Connecting Globally, Materials Scientists Seek Sustainable Energy Solutions

Still friends even after the soccer match (click photo to enlarge)

Over the winter break, Simon Billinge, professor of materials science, applied physics, and applied mathematics, and two second-year PhD students—Eric Isaacs and Benjamin Frandsen—traveled to Ethiopia to take part in a two-week program developed by the Joint US-Africa Materials Initiative (JUAMI). This Materials Research School is the first program to be offered by JUAMI, a new initiative targeted at building materials science research collaborations between the United States and Africa and to link young materials scientists in both regions in a school taught by top researchers in the field.

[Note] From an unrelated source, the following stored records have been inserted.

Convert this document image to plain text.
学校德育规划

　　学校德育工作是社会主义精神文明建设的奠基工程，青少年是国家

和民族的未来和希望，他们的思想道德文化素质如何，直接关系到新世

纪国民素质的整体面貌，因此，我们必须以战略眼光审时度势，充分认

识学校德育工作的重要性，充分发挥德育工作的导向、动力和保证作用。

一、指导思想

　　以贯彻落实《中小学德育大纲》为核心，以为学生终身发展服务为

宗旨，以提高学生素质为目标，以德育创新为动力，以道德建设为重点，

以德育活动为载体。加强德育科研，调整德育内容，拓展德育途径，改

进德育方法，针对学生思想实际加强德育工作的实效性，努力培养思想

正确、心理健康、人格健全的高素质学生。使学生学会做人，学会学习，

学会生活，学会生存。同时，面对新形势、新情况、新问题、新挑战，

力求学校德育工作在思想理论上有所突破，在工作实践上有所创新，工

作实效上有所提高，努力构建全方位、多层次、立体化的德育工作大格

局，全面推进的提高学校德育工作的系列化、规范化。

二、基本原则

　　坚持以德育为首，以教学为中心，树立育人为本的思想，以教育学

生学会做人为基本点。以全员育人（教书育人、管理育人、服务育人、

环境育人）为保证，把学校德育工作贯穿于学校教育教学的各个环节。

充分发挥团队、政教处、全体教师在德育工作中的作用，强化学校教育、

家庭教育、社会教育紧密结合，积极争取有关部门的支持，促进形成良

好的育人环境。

“We created JUAMI to connect researchers in Africa and the U.S. to tackle problems in research and graduate education together,” says Billinge, principal investigator of the National Science Foundation grant that funds this initiative. “This school focused on energy sustainability, which is a world problem, a human problem. Only by understanding each other’s difficulties, and by building relationships and sharing resources, will we find robust solutions that take the world as a whole towards a sustainable energy future.”

The program in Ethiopia, which ran from December 9 to 21, 2012, drew more than 50 PhD and early career materials researchers from across the U.S. and East Africa. They joined 15 internationally recognized instructors for two weeks of lectures, problem solving, and cultural exchange in historic Addis Ababa. The tutorials and seminar topics ranged from photocatalysis and photovoltaics to fuel cells and batteries.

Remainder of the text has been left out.